La rampe d'épandage 5 du bac supérieur 1a
est alimentée en effluents 4 par une pompe hydraulique 6 immergée dans
les effluents 4 et connectée à une conduite d'alimentation 7 munie de
moyens de régulation 9 du volume d'effluents 4.
Les effluents 4 en saturation dans le lit biologique 2
du bac supérieur 1a sont collectés par au moins un drain 13 positionné
au fond du bac supérieur 1a. Ce drain 13 est connecté à une
conduite 14 dite descente de drainage munie de moyens de régulation 9 et alimentant
la rampe d'épandage 5 du bac inférieur 1b.
La pompe hydraulique 6 et les moyens de régulation
9 sont pilotés par une unité de contrôle 10 à laquelle sont
connectés des capteurs 11 de mesure du taux d'humidité des lits biologiques
et/ou du taux de rétention des produits phytosanitaires et/ou de l'acidité,
c'est-à-dire du pH, du substrat du lit biologique 2 et/ou de la température
de ce dernier.
Les effluents 4 en saturation dans le lit biologique 2
du bac inférieur 1b sont collectés par au moins un drain 13 positionné
au fond du bac inférieur 1b. Ce drain 13 est connecté à une seconde
conduite 14 dite descente de drainage débouchant au dessus du bac de stockage
3 des effluents 4.
Ainsi, les effluents 4 présents en saturation dans
le lit biologique 2 du bac inférieur 1b sont collectés par le drain
13 puis sont déversés dans le bac de stockage 3.
De plus, chaque bac 1 de lit biologique 2 comporte des
moyens d'évacuation d'un trop plein d'effluents 4 consistant en une conduite
15 dite descente de trop plein dont les extrémités débouchent au
dessus du bac de stockage 3 des effluents 4 et respectivement dans les bacs inférieur
1b et supérieur 1a des lits biologiques 2 au niveau de la surface
supérieure de ces derniers.
Afin d'améliorer la dégradation de produits phytosanitaires
des effluents 4 dans le lit biologique 2, le dispositif comporte une conduite 16
plongeant dans les effluents 4 du bac de stockage et connectée à une source
d'alimentation en air comprimé 17.
Les bacs 1 des lits biologiques 2 sont également positionnés
sous une toiture 21 ou sous tout type d'abri similaire bien connu de l'homme du
métier afin de les protéger des eaux de pluie.

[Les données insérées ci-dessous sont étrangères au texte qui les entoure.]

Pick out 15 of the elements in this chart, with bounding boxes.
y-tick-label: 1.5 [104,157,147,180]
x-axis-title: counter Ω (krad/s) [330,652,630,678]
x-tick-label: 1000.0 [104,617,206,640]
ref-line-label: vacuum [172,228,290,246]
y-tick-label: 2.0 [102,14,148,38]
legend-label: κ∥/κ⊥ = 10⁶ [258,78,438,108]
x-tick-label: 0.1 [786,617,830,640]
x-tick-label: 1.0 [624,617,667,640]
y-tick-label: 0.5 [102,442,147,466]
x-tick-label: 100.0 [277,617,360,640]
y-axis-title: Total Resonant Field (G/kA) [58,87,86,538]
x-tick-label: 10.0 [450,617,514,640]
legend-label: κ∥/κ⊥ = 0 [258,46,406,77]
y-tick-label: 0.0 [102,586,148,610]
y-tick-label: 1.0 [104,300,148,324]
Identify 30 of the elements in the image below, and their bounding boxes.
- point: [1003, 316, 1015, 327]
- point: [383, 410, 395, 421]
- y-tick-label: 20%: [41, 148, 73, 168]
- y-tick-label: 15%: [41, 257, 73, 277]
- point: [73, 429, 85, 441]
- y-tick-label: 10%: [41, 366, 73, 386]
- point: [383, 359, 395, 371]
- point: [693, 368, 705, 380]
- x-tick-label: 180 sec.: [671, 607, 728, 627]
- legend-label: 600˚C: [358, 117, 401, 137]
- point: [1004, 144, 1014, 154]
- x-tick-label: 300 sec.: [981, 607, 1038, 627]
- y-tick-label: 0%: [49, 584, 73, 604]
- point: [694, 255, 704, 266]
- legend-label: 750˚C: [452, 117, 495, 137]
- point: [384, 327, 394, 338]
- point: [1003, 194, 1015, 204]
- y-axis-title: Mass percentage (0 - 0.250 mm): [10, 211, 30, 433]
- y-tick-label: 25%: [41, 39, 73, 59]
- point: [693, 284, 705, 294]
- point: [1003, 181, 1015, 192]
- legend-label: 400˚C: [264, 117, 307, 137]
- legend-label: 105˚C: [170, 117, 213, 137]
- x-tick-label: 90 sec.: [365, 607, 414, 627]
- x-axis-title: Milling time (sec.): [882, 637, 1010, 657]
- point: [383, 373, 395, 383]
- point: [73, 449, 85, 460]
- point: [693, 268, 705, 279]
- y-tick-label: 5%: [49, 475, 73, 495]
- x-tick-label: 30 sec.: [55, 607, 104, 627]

Selon une dernière variante d'exécution du dispositif
conforme à l'invention, en référence à la figure 3, le dispositif
comporte tous les éléments du dispositif tel que décrit à la
figure 1 à l'exception des rampes d'épandage 5 qui sont substituées
par des moyens d'introduction des effluents 4 dans le lit biologique 2 par capillarité.
Chaque bac 1 de lit biologique 2 comporte ainsi dans sa
partie inférieure une réserve 22 séparée du lit biologique 2
par une grille diffusante 23. Les effluents 4 sont versés dans les réserves
22 par les conduites secondaires 8 et pénètrent dans les lits biologiques
2 par capillarité au moyen de mèches telles que décrites dans les
demandes de brevet
français FR 2 830 168
,
FR 2 863 449
ou
FR 2 789 546
par exemple.
Il va de soi que les lits biologiques 2 peuvent avantageusement
accueillir en culture des plantes agricoles permettant d'augmenter l'évapotranspiration,
d'améliorer la structure du substrat des lits biologiques 2 et d'augmenter
la vie microbienne par apport de matières organiques.
Par ailleurs, les bacs 1 des lits biologiques 2 et le bac
de stockage 3 des effluents 4 pourront avantageusement être maintenus par une
structure vertical porteuse permettant l'extraction et l'introduction desdits bacs
à des fins d'entretien, d'homogénéisation des lits biologiques 2
et/ou de leur élimination et remplacement par un nouveau lit biologique.
Enfin, il est bien évident que le procédé
et le dispositif de traitement d'effluents permet de traiter des effluents liquides
ou visqueux, tels que des boues par exemple, et que les exemples que l'on vient
de donner ne sont que des illustrations particulières en aucun cas limitatives
quant aux domaines d'application de l'invention.